Once convinced that my room wasn’t being swept on a regular basis, I then did a little inspection of the basement in my building—and found a disused ventilator shaft in a particularly dark corner of this cavern. Reaching up into the shaft I discovered there was a small shelf just above its point of entry, one that could comfortably house a few journals.
That same day I went out and bought a second similar notebook to the one I had been leaving on my desk as a decoy. That night I began to write the journal I am scribbling in just now, trying to get down on paper everything that had happened to me since I was brought to the West. Every few days since that first night, I retrieve the journal from its hiding place and commit to paper all that I can never tell anyone.
I am vigilant about the fact that this journal never leaves this building, that when I finish writing in it, I always bring it straight down to its hiding place in the cellar, and do so after midnight when there is nobody around. And I keep on writing that rather prosaic decoy journal, jotting down thoughts about my work, my impressions of West Berlin, my loneliness and (yes) how much I miss my son. Once I start work, I plan to make a point of bringing it out with me and also continue to leave it on my desk at home.
And the hairs I continue to hide in its pages remain unmoved.
And when it comes to my “actual” journal, the one in which this sentence is being written right now, the journal I keep stashed in the basement . . .
Despite so carefully hiding it away—and never allowing it to remain in my room for longer than the period in which I am writing in it—I know I am still taking an immense risk in chronicling the lie I am forced to live. But writing it down means it is not just existing inside my head, that there is a place in which I can disclose what is happening to me, the deceit and fraudulence that now underscore everything about my life here. If I didn’t have the refuge of this journal, I would go under. I don’t seek absolution, but I do need confession.

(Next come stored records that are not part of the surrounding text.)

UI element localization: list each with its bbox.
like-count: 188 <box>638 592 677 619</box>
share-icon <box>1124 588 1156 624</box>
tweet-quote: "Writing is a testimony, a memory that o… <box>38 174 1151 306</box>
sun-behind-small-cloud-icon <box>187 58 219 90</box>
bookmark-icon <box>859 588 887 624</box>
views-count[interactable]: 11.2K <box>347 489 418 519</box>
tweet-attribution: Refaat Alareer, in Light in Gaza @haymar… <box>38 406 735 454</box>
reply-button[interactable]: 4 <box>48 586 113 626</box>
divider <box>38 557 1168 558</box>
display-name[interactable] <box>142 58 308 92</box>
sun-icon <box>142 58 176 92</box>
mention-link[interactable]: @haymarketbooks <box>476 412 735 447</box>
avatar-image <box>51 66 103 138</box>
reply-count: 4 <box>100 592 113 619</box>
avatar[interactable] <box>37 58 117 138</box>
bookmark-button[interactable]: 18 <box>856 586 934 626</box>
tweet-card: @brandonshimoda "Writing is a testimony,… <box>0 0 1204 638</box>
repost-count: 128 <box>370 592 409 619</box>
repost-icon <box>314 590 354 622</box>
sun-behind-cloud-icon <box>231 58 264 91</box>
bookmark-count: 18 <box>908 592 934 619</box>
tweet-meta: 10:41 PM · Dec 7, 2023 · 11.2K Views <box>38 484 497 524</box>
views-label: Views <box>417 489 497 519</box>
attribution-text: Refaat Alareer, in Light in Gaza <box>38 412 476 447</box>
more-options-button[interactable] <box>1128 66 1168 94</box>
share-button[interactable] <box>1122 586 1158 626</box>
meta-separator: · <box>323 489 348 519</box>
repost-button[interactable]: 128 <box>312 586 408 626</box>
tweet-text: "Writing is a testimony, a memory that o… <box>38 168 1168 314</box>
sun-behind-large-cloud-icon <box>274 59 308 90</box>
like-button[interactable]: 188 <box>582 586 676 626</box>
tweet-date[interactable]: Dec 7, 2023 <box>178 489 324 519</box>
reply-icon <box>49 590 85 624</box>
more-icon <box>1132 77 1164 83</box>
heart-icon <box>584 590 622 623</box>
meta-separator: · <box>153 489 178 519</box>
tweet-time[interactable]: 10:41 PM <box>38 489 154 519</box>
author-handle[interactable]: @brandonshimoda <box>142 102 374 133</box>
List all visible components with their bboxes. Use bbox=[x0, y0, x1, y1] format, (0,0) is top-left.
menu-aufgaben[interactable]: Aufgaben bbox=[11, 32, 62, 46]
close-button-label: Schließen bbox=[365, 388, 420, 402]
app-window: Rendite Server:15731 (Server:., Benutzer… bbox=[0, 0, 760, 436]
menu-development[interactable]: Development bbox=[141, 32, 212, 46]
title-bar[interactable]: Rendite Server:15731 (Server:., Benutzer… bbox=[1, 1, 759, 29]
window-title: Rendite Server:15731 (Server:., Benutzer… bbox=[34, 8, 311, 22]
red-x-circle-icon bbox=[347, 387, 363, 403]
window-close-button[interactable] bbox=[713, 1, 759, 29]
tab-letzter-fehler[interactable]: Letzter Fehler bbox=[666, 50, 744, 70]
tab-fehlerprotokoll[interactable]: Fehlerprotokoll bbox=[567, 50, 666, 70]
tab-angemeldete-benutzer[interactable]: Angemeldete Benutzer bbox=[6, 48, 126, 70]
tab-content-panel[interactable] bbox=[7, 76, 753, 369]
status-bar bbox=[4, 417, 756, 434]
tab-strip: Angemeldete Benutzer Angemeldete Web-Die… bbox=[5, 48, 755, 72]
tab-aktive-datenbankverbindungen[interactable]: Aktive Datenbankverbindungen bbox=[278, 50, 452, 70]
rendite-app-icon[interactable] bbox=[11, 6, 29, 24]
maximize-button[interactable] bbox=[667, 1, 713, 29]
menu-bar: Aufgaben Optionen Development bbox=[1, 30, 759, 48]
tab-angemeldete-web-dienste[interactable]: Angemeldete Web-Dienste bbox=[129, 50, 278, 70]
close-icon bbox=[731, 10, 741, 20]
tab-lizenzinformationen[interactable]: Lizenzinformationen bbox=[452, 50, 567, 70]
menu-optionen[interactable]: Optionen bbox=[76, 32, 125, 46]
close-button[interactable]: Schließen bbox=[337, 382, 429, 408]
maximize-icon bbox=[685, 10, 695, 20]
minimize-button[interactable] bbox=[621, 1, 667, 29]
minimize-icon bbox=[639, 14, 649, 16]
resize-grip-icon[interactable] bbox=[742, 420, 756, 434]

I only write in this journal every few days. I always do it late in the evening—retrieving it from the basement after ascertaining that no one is in the hallway, secreting it under my shirt or sweater as I head back to my room, then returning it to its ventilator shaft hiding place as soon as I have finished my entry. I never go near it during daylight hours, no matter how much I want to get something down in it.
Kreuzberg. It is such a sad place. But I insisted on living here because, during one of our many daily “conversations,” Frau Jochum revealed, after I demanded the information, that Johannes had been placed with a Stasi family who lived in Friedrichshain. That’s when I also demanded a map of West Berlin and saw that the district closest to Friedrichshain was Kreuzberg—The Wall cleaving the two areas like a surgeon who had the shakes when making an incisi
on, leaving a scar that looks like a demented crescent moon.
“I want to live here,” I said, pointing to Kreuzberg.
“Is that, psychologically speaking, a good idea?” Frau Jochum asked me. “After all, you will be in proximity to where Johannes lives.”
“That’s the idea,” I said. “I want to be close to my son.”
“Personally, I do not think this wise.”
“Personally, I think it essential for me,” I said.
I could see Frau Jochum pondering all this, then saying:
“All right, in time, when you are ready to go out into the world . . . yes, we will help you find an apartment in Kreuzberg.”
The “apartment” was this room. Frau Ludwig brought me out apartment hunting the next week. She said she just wanted to help me find my way around the city, but my feeling is they felt they had to chaperone me, to make certain I was stable, capable of being out on my own. I couldn’t help but wonder if they were thinking about keeping me under surveillance for the first weeks that I was an independent entity.